2 environmental groups sue to block proposed beach swap
Two environmental groups want to block a planned beach swap that will allow Seaside Heights' Casino Pier to expand and a carousel to be saved.
The lawsuit filed Friday by the American Littoral Society and New Jersey Conservation Foundation claims the rules of the state's Green Acres protection program don't permit this type of trade. The New Jersey Department of Environmental Protection removed the Green Acres label from that section of the beach in June.
The lawsuit was made public Monday.
American Littoral Society Executive Director Tim Dillinghan says in a statement, "This is the first time any of us can remember a recreational, public beach being traded away to a private developer. The Green Acres program is intended to preserve such natural resources and recreational opportunities for everyone, not to place them into the hands of private developers."
The proposed swap includes 1.36 acres of beach owned by Seaside Heights and the Dentzel/Looff carousel owned by the pier.

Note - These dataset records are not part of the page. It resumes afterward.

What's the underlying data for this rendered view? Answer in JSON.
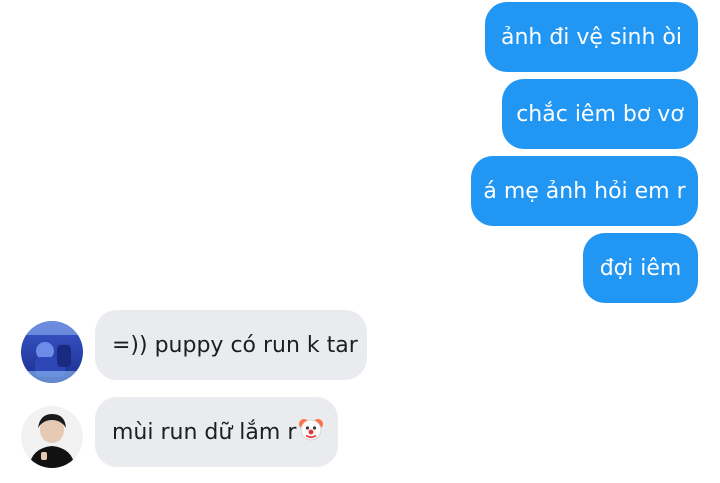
{
  "conversation": {
    "sent": [
      {
        "text": "ảnh đi vệ sinh òi"
      },
      {
        "text": "chắc iêm bơ vơ"
      },
      {
        "text": "á mẹ ảnh hỏi em r"
      },
      {
        "text": "đợi iêm"
      }
    ],
    "received": [
      {
        "text": "=)) puppy có run k tar",
        "avatar": "contact-avatar-blue-photo"
      },
      {
        "text": "mùi run dữ lắm r",
        "emoji": "clown-face-icon",
        "avatar": "contact-avatar-person-photo"
      }
    ]
  },
  "colors": {
    "sent_bubble": "#2196f3",
    "received_bubble": "#e9ebee",
    "sent_text": "#ffffff",
    "received_text": "#1c1e21"
  }
}
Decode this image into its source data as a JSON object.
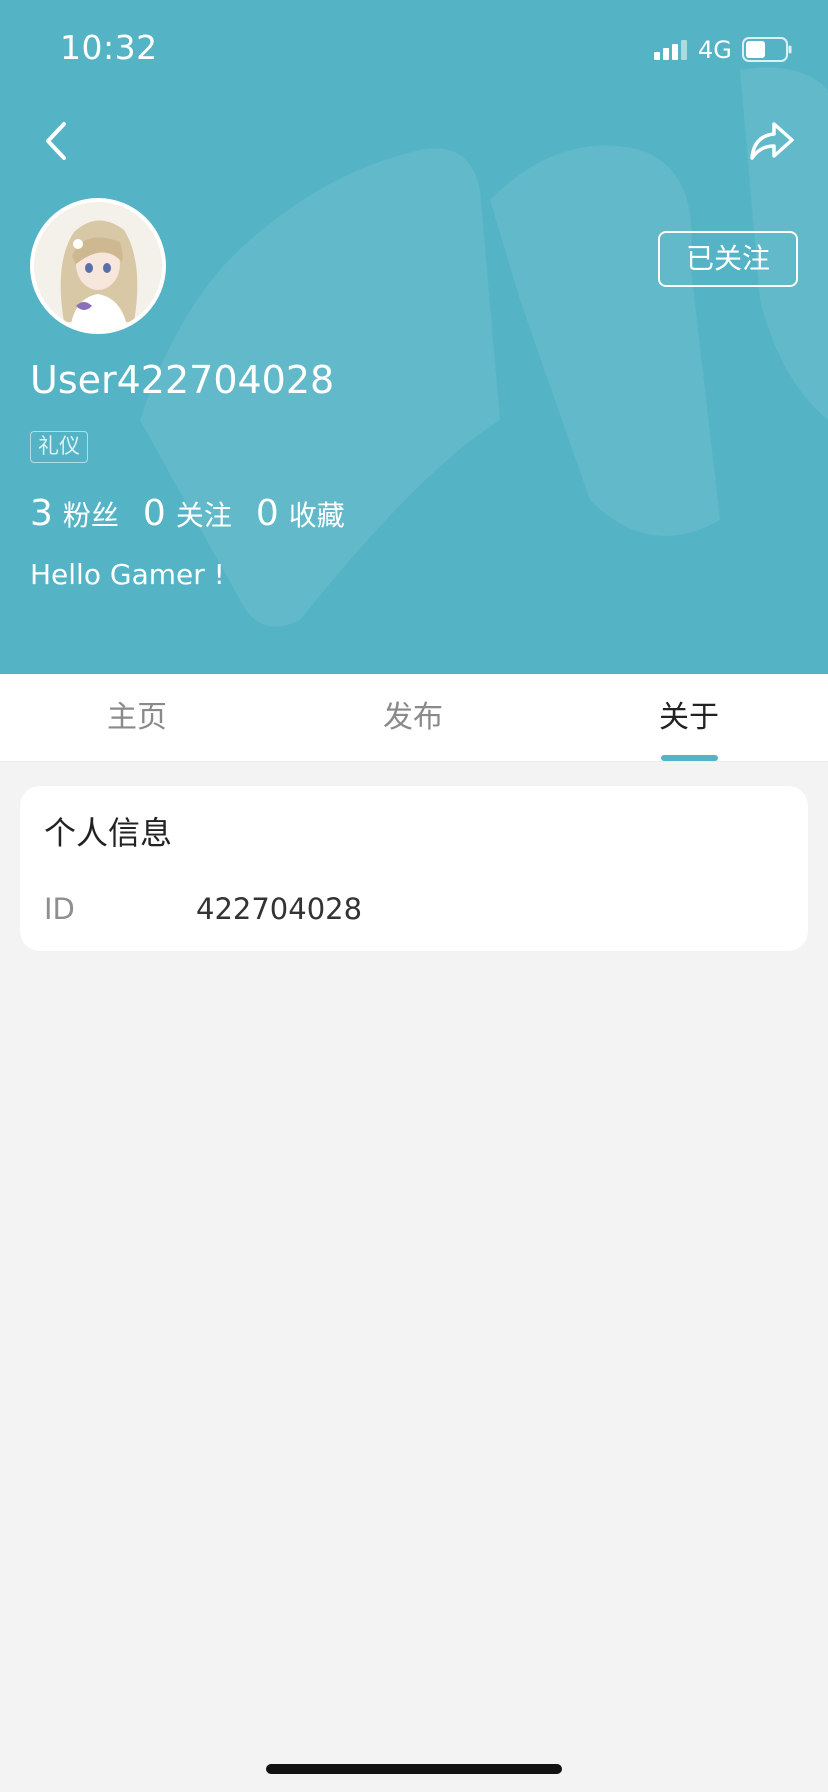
{
  "status_bar": {
    "time": "10:32",
    "network": "4G",
    "battery_level": 0.5
  },
  "header": {
    "back_icon": "chevron-left-icon",
    "share_icon": "share-arrow-icon",
    "background_color": "#54b4c5",
    "follow_label": "已关注",
    "username": "User422704028",
    "tag": "礼仪",
    "stats": [
      {
        "value": "3",
        "label": "粉丝"
      },
      {
        "value": "0",
        "label": "关注"
      },
      {
        "value": "0",
        "label": "收藏"
      }
    ],
    "bio": "Hello Gamer !"
  },
  "tabs": [
    {
      "label": "主页",
      "active": false
    },
    {
      "label": "发布",
      "active": false
    },
    {
      "label": "关于",
      "active": true
    }
  ],
  "accent_color": "#54b4c5",
  "about": {
    "title": "个人信息",
    "rows": [
      {
        "label": "ID",
        "value": "422704028"
      }
    ]
  }
}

It would allow the Storino family, which owns the pier, to expand after part of the pier fell into the ocean during Superstorm Sandy.
The swap also includes 67 acres of wetlands in Toms River and a permanent conservation easement barring future development would be placed on the property.
Representatives for Casino Pier did not wish to comment on the lawsuit.
The Associated Press wire services contributed to this report.